Low-Light Vision: Caoris can see twice as far as humans in conditions of dim light.
Skill Racial Traits
Powerful Voice: Caoris have powerful vocal chords and are capable of making incredible noise when they want to. They gain a +2 bonus on Intimidate checks, Perform (oratory) checks, and Perform (sing) checks.
Other Racial Traits
Avian Body: Caoris are not humanoid in appearance, and lack humanoid arms and hands. Though a caori’s talons are very dexterous, and it can use them (one at a time) to manipulate objects, such as opening a door, unfurling a scroll, or attempting to pick a lock, they cannot effectively wield weapons or shields with their talons, as to do so would require balancing on one leg. Additionally, caoris do not possess magic item slots for belt, feet or hands. They can wear magic items that occupy the belt slot on their neck, occupying the neck slot. They can wear items that occupy the wrist slot; these go on their ankles. Finally, because they are nonhumanoid, armor made for caoris costs twice as much as similar armor made for humanoid creatures.
Flight: Caoris are capable of limited flight. A caori can flap its wings as a move action to lift its body up to three inches off the ground and move up to 5 feet horizontally in any direction.
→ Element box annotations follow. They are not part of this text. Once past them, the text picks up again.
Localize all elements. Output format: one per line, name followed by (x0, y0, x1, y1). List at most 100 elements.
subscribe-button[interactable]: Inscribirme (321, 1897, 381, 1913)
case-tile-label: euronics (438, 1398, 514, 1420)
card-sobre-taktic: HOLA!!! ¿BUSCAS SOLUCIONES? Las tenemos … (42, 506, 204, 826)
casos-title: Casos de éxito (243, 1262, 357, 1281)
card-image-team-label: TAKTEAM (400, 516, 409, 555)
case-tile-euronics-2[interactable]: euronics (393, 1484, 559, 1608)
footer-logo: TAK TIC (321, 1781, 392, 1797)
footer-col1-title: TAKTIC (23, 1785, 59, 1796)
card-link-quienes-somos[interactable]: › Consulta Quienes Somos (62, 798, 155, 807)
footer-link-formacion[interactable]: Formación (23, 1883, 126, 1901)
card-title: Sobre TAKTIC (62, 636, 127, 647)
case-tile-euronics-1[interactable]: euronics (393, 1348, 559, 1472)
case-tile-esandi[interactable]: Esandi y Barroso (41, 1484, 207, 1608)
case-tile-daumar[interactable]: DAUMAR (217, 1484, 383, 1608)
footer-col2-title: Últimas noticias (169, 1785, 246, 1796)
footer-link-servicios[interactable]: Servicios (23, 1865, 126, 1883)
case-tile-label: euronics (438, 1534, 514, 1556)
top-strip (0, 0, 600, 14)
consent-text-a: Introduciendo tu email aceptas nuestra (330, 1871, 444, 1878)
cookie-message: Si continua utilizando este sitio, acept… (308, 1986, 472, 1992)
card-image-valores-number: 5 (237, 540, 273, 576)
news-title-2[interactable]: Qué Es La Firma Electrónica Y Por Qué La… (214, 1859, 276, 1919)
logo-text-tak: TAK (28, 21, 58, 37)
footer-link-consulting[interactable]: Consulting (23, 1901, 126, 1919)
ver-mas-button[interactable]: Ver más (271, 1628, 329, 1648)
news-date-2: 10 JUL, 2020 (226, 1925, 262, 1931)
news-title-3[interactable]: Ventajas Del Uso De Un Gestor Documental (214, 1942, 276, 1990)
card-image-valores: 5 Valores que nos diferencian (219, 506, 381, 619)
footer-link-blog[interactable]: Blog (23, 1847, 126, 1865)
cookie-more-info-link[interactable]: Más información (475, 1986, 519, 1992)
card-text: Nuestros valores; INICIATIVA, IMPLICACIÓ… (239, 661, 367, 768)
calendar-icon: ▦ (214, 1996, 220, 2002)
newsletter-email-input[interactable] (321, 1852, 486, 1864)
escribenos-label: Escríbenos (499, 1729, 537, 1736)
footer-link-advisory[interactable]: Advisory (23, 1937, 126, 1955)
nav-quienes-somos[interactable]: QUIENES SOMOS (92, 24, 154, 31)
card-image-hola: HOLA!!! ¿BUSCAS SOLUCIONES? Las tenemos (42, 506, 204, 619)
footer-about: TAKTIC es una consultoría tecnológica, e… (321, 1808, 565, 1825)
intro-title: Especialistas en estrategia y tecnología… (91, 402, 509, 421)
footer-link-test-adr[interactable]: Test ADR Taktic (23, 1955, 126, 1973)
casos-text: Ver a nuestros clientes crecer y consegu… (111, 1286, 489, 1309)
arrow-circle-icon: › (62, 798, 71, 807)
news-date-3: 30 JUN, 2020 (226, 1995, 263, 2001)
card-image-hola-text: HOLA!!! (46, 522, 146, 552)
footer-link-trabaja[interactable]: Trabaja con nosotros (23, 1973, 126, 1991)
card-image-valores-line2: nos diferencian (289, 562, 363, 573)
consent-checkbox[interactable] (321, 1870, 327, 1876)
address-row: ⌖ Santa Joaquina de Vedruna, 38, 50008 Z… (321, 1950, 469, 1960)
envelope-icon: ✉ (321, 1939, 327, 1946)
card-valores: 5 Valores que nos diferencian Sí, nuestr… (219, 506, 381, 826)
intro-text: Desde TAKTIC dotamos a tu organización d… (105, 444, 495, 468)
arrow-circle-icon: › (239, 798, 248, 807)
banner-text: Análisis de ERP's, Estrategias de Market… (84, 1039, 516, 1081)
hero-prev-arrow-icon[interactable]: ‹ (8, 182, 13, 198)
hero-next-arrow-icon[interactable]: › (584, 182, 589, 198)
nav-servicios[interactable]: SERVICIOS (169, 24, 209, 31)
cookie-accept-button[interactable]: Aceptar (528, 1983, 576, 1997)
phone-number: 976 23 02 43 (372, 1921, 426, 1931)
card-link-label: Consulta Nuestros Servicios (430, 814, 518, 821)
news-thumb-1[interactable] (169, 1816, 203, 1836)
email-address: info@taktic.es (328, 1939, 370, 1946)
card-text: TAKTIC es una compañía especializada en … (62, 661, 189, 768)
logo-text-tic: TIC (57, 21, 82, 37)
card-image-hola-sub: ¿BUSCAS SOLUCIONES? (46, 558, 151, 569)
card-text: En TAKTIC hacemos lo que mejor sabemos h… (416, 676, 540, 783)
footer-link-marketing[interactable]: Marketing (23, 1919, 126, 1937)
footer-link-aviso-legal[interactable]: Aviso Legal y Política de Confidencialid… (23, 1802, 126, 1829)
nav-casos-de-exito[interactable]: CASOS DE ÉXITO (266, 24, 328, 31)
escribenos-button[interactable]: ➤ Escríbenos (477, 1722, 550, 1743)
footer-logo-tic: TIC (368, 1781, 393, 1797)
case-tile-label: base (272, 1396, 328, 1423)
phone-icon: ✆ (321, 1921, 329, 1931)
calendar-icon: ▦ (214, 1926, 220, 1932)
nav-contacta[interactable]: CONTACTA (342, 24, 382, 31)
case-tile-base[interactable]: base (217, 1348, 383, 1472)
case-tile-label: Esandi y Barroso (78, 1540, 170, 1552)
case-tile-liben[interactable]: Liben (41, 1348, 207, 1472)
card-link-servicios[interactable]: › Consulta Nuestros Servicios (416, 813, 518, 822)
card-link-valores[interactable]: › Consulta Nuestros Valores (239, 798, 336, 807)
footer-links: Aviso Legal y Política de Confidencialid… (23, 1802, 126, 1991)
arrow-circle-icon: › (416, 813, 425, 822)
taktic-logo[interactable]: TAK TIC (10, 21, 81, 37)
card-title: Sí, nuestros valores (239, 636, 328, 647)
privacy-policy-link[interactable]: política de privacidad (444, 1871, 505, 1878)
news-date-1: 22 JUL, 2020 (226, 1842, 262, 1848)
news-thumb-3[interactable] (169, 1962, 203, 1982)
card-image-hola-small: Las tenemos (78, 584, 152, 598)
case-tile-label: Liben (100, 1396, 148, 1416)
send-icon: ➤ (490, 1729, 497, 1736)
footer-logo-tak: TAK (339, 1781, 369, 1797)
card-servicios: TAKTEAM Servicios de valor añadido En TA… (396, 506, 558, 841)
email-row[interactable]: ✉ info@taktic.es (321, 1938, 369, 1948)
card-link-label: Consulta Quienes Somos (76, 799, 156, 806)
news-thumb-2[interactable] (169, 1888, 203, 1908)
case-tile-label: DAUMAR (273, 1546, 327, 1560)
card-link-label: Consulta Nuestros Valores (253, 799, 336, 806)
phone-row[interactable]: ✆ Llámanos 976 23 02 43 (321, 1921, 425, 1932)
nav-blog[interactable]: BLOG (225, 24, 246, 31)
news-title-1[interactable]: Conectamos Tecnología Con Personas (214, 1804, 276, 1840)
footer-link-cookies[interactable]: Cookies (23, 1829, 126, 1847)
The caori can remain aloft in this fashion by continuing to spend a move action each round to remain aloft, though each round after the first it must succeed on a Strength check (DC 10 + 1 per previous check) or fall to the ground at the end of its turn. This can also protect the caori from falling great heights, and a caori that succeeds on a DC 15 Acrobatics check to soften its fall never takes more than 1d6 points of fall damage, no matter how far it fell.
At 5th level, caoris gain a fly speed of 40 feet with poor maneuverability. Each round that they make use of this fly speed, they must succeed on a Constitution check (DC 10 +1 per previous consecutive round of flight) or become fatigued. If the caori is already fatigued, it becomes exhausted, instead. A caori cannot fly in this way if it is wearing medium or heavy armor, if it is carrying a medium or heavy load, or if it is exhausted.